My boyfriend and I take it in turns to pick up the tab, but they say he should pay for everything. Who’s right?
That’s an outdated rule, says our elder. It sounds like you are doing just fine.
I’ve been dating my boyfriend for more than a year. I can tell my parents don’t like him even though they say they do. I’m 19 and he’s 20, and we love going out on trips. We came to an agreement that I pay for food and he pays for gas or vice-versa. My parents say we’re not in a good relationship because he should pay for everything. They say we’re very dysfunctional and I shouldn’t pay anything. I don’t feel like that. He has credit cards to pay off and even a truck to pay off. Yet he finds a way to fix my car and do monthly check-ups to see my car is running smoothly — he does my repairs and does not charge me for them at all. We each take turns paying the tab when we go out and eat. My parents find that wrong. What do you guys think of this?

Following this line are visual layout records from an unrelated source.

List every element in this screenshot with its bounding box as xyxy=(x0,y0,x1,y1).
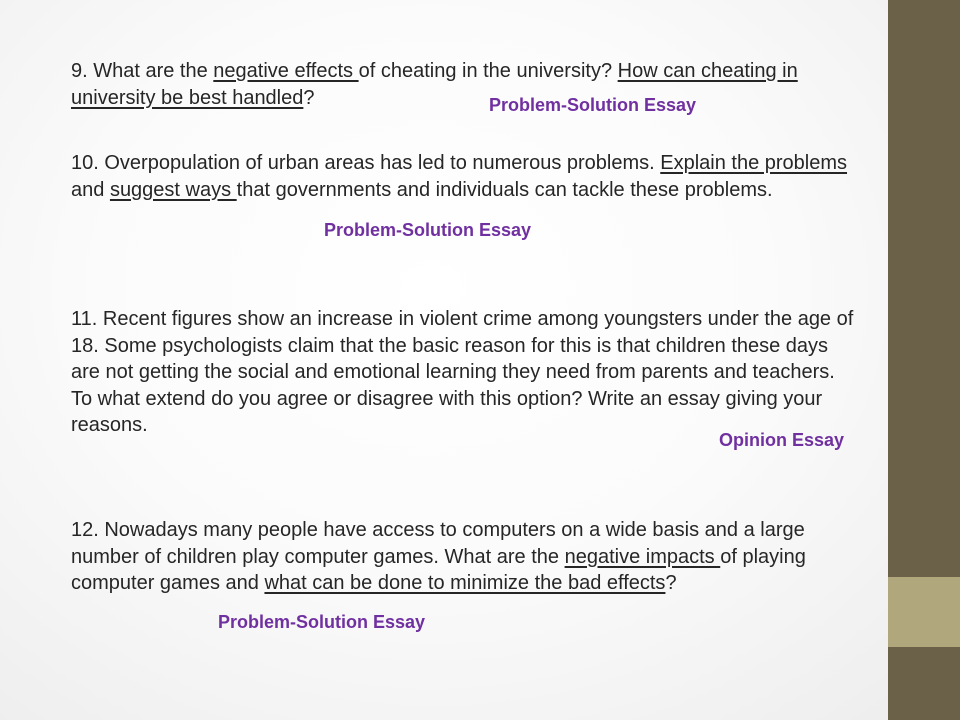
question-11: 11. Recent figures show an increase in violent crime among youngsters under the age of 18. Some psychologists claim that the basic reason for this is that children these days are not getting the social and emotional learning they need from parents and teachers. To what extend do you agree or disagree with this option? Write an essay giving your reasons. xyxy=(71,308,854,436)
question-9 xyxy=(71,58,861,111)
question-10-text-3: that governments and individuals can tackle these problems. xyxy=(236,178,773,201)
question-12-text-3: ? xyxy=(665,572,677,594)
question-10-essay-type: Problem-Solution Essay xyxy=(324,220,532,240)
question-9-text: 9. What are the xyxy=(71,60,214,82)
question-10-text: 10. Overpopulation of urban areas has led to numerous problems. xyxy=(71,152,661,174)
question-10-text-2: and xyxy=(71,178,110,201)
question-12-essay-type: Problem-Solution Essay xyxy=(218,612,426,632)
question-9-essay-type: Problem-Solution Essay xyxy=(489,95,697,115)
question-9-text-2: of cheating in the university? xyxy=(358,60,618,82)
question-12-text-2: of playing computer games and xyxy=(71,545,806,594)
side-decoration-accent xyxy=(888,577,960,647)
question-10 xyxy=(71,150,861,203)
question-12-underline-minimize: what can be done to minimize the bad effects xyxy=(264,572,666,594)
question-11-essay-type: Opinion Essay xyxy=(719,430,845,450)
question-12 xyxy=(71,517,861,597)
question-10-underline-explain: Explain the problems xyxy=(660,152,848,174)
question-9-text-3: ? xyxy=(303,86,315,109)
question-10-underline-suggest: suggest ways xyxy=(109,178,237,201)
question-12-text: 12. Nowadays many people have access to computers on a wide basis and a large number of children play computer games. What are the xyxy=(71,519,805,568)
question-9-underline-how-handled: How can cheating in university be best handled xyxy=(71,60,798,109)
question-9-underline-negative-effects: negative effects xyxy=(213,60,359,82)
question-12-underline-negative-impacts: negative impacts xyxy=(564,545,721,568)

With all due respect to your parents, I personally do not think it’s at all fair to expect the guy in a relationship to always pay for everything. This custom, after all, originated in a time when women mostly didn’t work and earn their own money. It was also a time in which men were seen as in control and women were seen as helpless. But since this is (thankfully!) no longer the case, it doesn’t seem right for women who are making as much as the guys they are dating (and sometimes even more) to expect their dates to always foot the bill. Because men have expenses and debts the same way that women do, it doesn’t make sense to me to apply a 19th-century standard to dating in the 21st century. We don’t have outdated rules about chaperones or dowries anymore, so why should we still hold on to the old rule about men always paying?
I do feel that a guy who asks a woman out for a first date should pay. And vice-versa. In other words, I think that the person who does the inviting ought to do the treating. But after a few dates, most women nowadays at least offer to pay. And most men expect them to. Some men though, i.e. those who were raised by traditionalists like your parents, always insist on paying. This doesn’t mean, however, that they want to pay; they do it because they have been taught that dating is something separate from friendship. In this traditionalist view of things, how much and how often a guy pays is considered an indicator of how serious and committed he is to the relationship. This is very different from the way you and your boyfriend and lots of other people think. You and your boyfriend probably consider yourself friends, maybe even best friends. You parents wouldn’t expect a friend to pay for you in order to prove that he or she liked you, but that’s exactly what they expect your boyfriend to do.
I also do not think that splitting expenses with your boyfriend is a sign that your relationship with him is dysfunctional. Quite the opposite, in fact. I think it’s a sign of your mutual respect for one another. In splitting expenses, you and your boyfriend are ensuring that neither one of you is being taken advantage of by the other. When a couple gets serious about their relationship, money becomes important because it determines what they do for fun, what they eat, where they live, and how they live. But if the guy is the one covering all the expenses, he may feel that his partner does not deserve an equal voice in deciding how his money gets spent.
It sounds to me like you and your boyfriend are doing just fine with your current arrangement. It also sounds to me that what you suspect about your parents not liking your boyfriend is probably true. It’s possible though that your parents don’t like your boyfriend for some other reason other than that he doesn’t pay for everything and are only using the money thing as an excuse. I suggest letting them know in a calm and polite way that you are very comfortable with the way you and your boyfriend handle your finances. If they continue to bring it up, do not respond except to say, “We’re fine, Mom and Dad. “ Do not get sucked into a discussion of whose point of view is the right one — yours or theirs. Theirs is right for them, and yours is right for you, and as much as you love and respect your parents, what you choose to do with your own money is not their concern.